Système éducatif : des réformes très timides selon le Conseil supérieur de l’éducation
Les membres du Conseil Supérieur de l’Éducation, de la Formation et de la Recherche Scientifique (CSEFRS). © DR
«Le Conseil Supérieur de l’Éducation, de la Formation et de la Recherche Scientifique (CSEFRS) recommande de revoir la quintessence de ce texte pour parachever la fondation du précepte de la nouvelle école selon une approche intégrale», a lancé mardi lors d’une rencontre de communication à Rabat, le président du Conseil, Habib El Malki, à propos du projet de loi relatif à l’enseignement scolaire. L’Institution prône un nouveau modèle pédagogique qui permet de passer de la logique de «bourrage» à celle de l’apprentissage et de l’autonomie intellectuelle.
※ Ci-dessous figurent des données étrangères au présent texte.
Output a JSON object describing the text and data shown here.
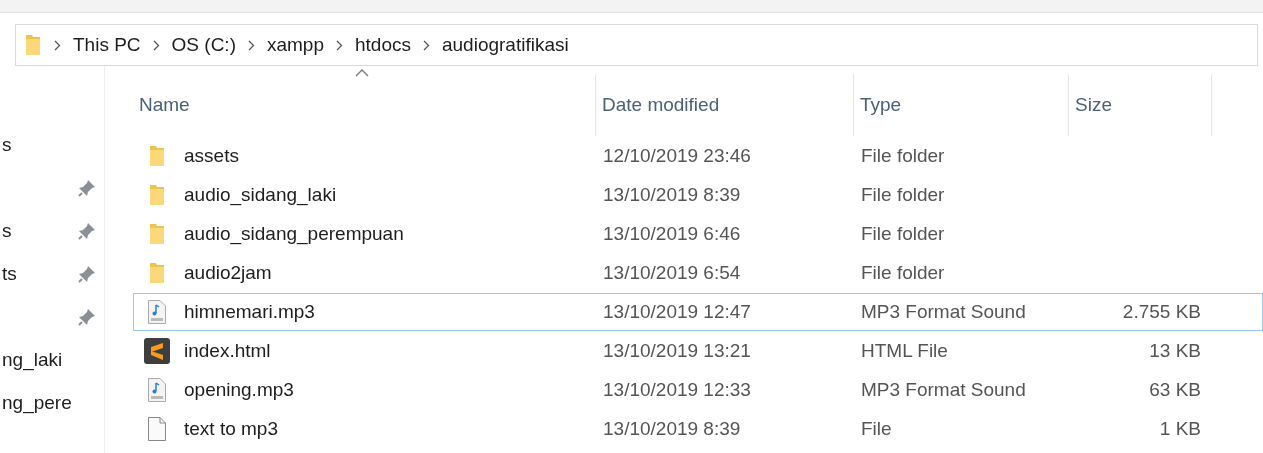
{
  "address_bar": {
    "crumbs": [
      "This PC",
      "OS (C:)",
      "xampp",
      "htdocs",
      "audiogratifikasi"
    ]
  },
  "sidebar": {
    "items": [
      {
        "label": "s",
        "pinned": false
      },
      {
        "pinned": true
      },
      {
        "label": "s",
        "pinned": true
      },
      {
        "label": "ts",
        "pinned": true
      },
      {
        "pinned": true
      },
      {
        "label": "ng_laki",
        "pinned": false
      },
      {
        "label": "ng_pere",
        "pinned": false
      }
    ]
  },
  "table": {
    "columns": [
      {
        "label": "Name",
        "sorted": true
      },
      {
        "label": "Date modified",
        "sorted": false
      },
      {
        "label": "Type",
        "sorted": false
      },
      {
        "label": "Size",
        "sorted": false
      }
    ],
    "rows": [
      {
        "kind": "folder",
        "name": "assets",
        "date": "12/10/2019 23:46",
        "type": "File folder",
        "focused": false
      },
      {
        "kind": "folder",
        "name": "audio_sidang_laki",
        "date": "13/10/2019 8:39",
        "type": "File folder",
        "focused": false
      },
      {
        "kind": "folder",
        "name": "audio_sidang_perempuan",
        "date": "13/10/2019 6:46",
        "type": "File folder",
        "focused": false
      },
      {
        "kind": "folder",
        "name": "audio2jam",
        "date": "13/10/2019 6:54",
        "type": "File folder",
        "focused": false
      },
      {
        "kind": "audio",
        "name": "himnemari.mp3",
        "date": "13/10/2019 12:47",
        "type": "MP3 Format Sound",
        "size": "2.755 KB",
        "focused": true
      },
      {
        "kind": "html",
        "name": "index.html",
        "date": "13/10/2019 13:21",
        "type": "HTML File",
        "size": "13 KB",
        "focused": false
      },
      {
        "kind": "audio",
        "name": "opening.mp3",
        "date": "13/10/2019 12:33",
        "type": "MP3 Format Sound",
        "size": "63 KB",
        "focused": false
      },
      {
        "kind": "file",
        "name": "text to mp3",
        "date": "13/10/2019 8:39",
        "type": "File",
        "size": "1 KB",
        "focused": false
      }
    ]
  }
}
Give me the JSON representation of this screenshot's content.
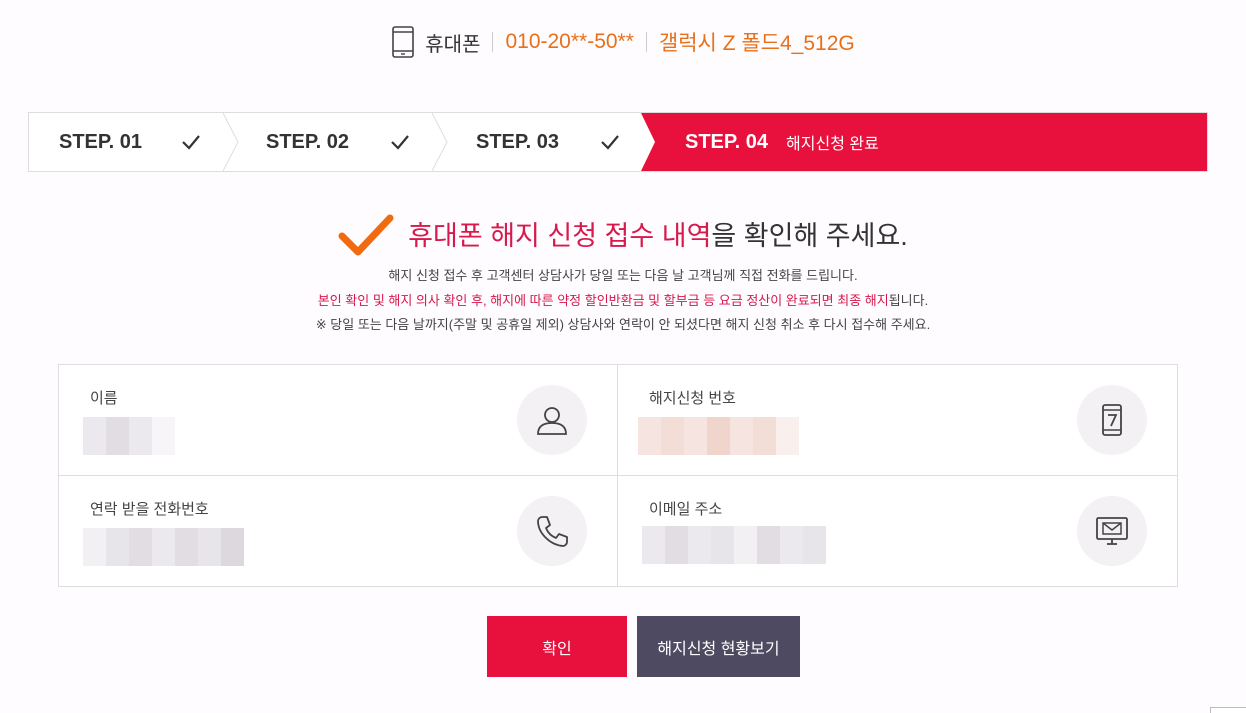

Lors de cette même rencontre, le CSEFRS a rendu publics trois autres avis suite à leur approbation par l’assemblée générale en réponse aux demandes du gouvernement concernant des textes législatifs relatifs au système d’éducation, de formation et de recherche scientifique. Il s’agit, outre le projet de loi 59.21 portant sur l’enseignement scolaire, du projet de décret relatif à l’orientation scolaire, professionnelle et universitaire, du projet de décret concernant l’ingénierie linguistique et du projet de décret complétant le décret 2.04.89 fixant les compétences des universités et portant sur les équivalences.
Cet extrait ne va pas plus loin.